A short answer as to why businesses will benefit from a decentralized style of command is: reaction time. In a regular hierarchical structure, decisions have to be approved by the boss, it takes time for this to happen if the action is at the bottom of the chain. When you empower all team members, you have multiple points of decision making. What used to take days or weeks to be approved can now be done in a day. This also impacts the efficiency of the team. If lower management needs to acquire pens for their team in order to finish a project, it would make no sense to wait a week to get approval to buy pens from the person at the top of the chain of command.

More Time For Leaders

All of the aforementioned things allow leaders to focus on the bigger picture as well as all tasks that require quick reaction time. With a team taking burdens in different departments, a weight is lifted from those in higher leadership roles. Not having to deal with multiple small items in a day frees up so much time. Having a much bigger window to meet with important clients or planning the company’s expansion are some of the other tasks leaders could be doing with their newly acquired time.
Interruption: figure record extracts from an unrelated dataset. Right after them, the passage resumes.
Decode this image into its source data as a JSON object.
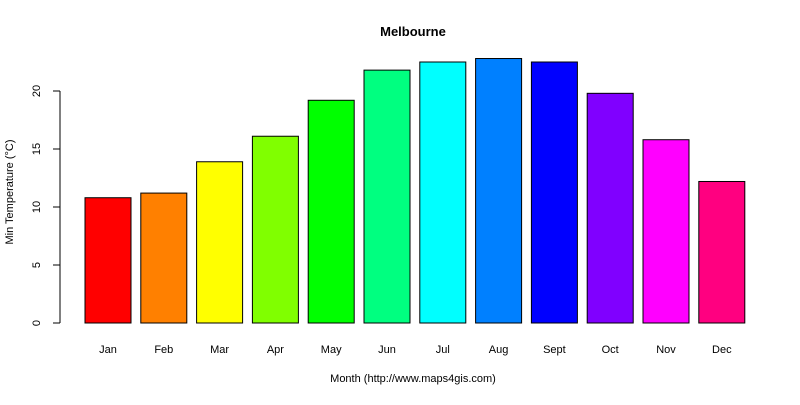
{
  "chart_data": {
    "type": "bar",
    "title": "Melbourne",
    "xlabel": "Month (http://www.maps4gis.com)",
    "ylabel": "Min Temperature (°C)",
    "categories": [
      "Jan",
      "Feb",
      "Mar",
      "Apr",
      "May",
      "Jun",
      "Jul",
      "Aug",
      "Sept",
      "Oct",
      "Nov",
      "Dec"
    ],
    "values": [
      10.8,
      11.2,
      13.9,
      16.1,
      19.2,
      21.8,
      22.5,
      22.8,
      22.5,
      19.8,
      15.8,
      12.2
    ],
    "colors": [
      "#FF0000",
      "#FF8000",
      "#FFFF00",
      "#80FF00",
      "#00FF00",
      "#00FF80",
      "#00FFFF",
      "#0080FF",
      "#0000FF",
      "#8000FF",
      "#FF00FF",
      "#FF0080"
    ],
    "yticks": [
      0,
      5,
      10,
      15,
      20
    ],
    "ylim": [
      0,
      23
    ],
    "grid": false,
    "legend": "none"
  }
}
Growth Of People And The Organization

Having a decentralized command structure allows for groups of any size to stay agile and quickly react to change. Being a controlling type of leader in a small organization is still a viable strategy because all of the staff probably work the same hours and having them all need supervision at the same time would be a rare occurrence. Once a group grows to where people are on different shifts and where there are subteams it becomes physically impossible to micromanage. The great thing about starting with a decentralized structure is that it can scale infinitely. By instilling a culture of success where teamwork and owning everything you do is valued, growth happens organically and whenever new members are added they still exhibit the traits your original team has. It essentially becomes a self sustaining and self growing organization.

Ultimately your goal is to build leaders in order to have a stronger organization that will allow you the freedom to focus on priority tasks. You allow people to lead, in order to get better at it. You provide your unique insights whenever help is needed and this encourages growth instead of inhibiting it by punishing mistakes. By allowing anyone to take ownership and step up to lead a project, you’re fostering a culture built around success and coordination that will show throughout your organization and everyone will be better because of it.